INVESTIGADORES
SPIES Ruben Daniel
congresos y reuniones científicas
Título:
MIXED CURVATURE-BASED DIFFUSION MODELS FOR LOCAL IMAGE INPAINTING
Autor/es:
FRANCISCO IBARROLA; RUBEN SPIES
Reunión:
Congreso; 8th INTERNATIONAL CONFERENCE ON INVERSE PROBLEMS. MODELING AND SIMULATION; 2016
Resumen:
The image inpainting problem consists of restoring an image from a (possibly noisy) observation, in which data from one or more regions is missing. Several inpainting models to perform this task have been developed, and although some of them perform reasonably well in certain types of images, quite a few issues are yet to be sorted out. For instance, if the image is expected to be smooth, the inpainting can be made with very good results by means of a Bayesian approach and a maximum a posteriori computation [1]. For non-smooth images, however, such an approach is far from being satisfactory.
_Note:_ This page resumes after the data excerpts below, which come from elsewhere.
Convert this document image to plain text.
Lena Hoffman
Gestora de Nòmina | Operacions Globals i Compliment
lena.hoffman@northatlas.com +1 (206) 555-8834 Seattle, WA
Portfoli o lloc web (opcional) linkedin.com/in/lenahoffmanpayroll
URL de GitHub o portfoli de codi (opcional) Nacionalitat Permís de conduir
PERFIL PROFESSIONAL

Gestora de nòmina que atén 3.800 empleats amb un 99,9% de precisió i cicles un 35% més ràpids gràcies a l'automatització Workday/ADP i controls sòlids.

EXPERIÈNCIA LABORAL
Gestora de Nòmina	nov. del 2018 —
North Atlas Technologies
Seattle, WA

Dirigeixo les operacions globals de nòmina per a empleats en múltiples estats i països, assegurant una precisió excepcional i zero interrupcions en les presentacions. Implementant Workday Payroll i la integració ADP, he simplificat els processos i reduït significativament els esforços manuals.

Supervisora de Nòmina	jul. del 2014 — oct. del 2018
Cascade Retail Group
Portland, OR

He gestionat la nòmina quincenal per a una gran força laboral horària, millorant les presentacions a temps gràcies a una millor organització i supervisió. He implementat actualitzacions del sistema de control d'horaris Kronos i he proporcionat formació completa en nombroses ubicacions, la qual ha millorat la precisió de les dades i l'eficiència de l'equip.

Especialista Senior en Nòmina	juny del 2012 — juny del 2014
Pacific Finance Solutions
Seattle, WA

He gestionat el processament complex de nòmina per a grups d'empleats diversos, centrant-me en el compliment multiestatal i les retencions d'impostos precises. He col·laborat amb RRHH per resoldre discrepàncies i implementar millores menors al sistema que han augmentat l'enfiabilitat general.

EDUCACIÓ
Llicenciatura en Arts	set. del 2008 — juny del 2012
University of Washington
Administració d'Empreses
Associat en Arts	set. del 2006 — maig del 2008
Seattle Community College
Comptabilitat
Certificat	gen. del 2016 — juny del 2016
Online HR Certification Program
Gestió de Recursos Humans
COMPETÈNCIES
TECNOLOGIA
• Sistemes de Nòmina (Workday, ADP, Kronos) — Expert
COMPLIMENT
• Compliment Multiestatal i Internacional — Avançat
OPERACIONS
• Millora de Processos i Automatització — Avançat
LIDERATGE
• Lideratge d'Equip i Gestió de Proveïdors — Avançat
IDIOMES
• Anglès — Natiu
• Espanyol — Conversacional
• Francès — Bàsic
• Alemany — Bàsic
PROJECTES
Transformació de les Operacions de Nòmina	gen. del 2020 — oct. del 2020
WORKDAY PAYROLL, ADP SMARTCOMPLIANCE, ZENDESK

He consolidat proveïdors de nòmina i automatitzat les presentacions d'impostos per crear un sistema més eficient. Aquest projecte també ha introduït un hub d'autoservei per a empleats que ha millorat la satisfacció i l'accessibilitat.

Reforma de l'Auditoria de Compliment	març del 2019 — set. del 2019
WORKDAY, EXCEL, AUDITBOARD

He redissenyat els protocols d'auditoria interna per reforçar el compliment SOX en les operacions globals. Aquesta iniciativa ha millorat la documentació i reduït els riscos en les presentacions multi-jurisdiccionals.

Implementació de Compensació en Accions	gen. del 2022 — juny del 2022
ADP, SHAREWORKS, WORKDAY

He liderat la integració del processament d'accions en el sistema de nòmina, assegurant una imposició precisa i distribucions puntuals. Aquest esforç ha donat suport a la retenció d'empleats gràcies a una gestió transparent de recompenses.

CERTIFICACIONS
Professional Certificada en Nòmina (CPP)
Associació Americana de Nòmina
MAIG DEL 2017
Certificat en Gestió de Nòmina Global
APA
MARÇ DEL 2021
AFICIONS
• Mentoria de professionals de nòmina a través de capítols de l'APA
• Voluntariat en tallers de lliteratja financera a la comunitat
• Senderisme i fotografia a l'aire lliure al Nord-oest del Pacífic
Even though the introduction of anisotropy by prior smooth gradient inpainting to the latter methodology is known to produce satisfactory results for slim missing regions [1], the quality of the restoration decays as the occluded regions widen. On the other hand, Total Variation (TV) inpainting models based on high order PDE diffusion equations can be used whenever edge restoration is a priority. More recently, the introduction of spatially variant conductivity coefficients on these models, such as in the case of Curvature-Driven Diffusions (CDD) [2], has allowed inpainted images with well defined edges and enhanced object conectivity. The CDD approach, nonetheless, is not quite suitable wherever the image is smooth, as it tends to produce piecewise constant solutions.We explore inpainting methods built upon curvature-based diffusion PDEs which result in restored images complying with both edge preservation and object connectivity while precluding the staircasing effect that TV methods always entail. Furthermore, the introduction of Sobolev gradient based diffusion [3] is shown to mitigate some stability issues encountered in CDD-based difussion processes. Comparisons between the resutls of the implemented models are illustrated with several computed examples, along with performance measures as a formal comparison tool.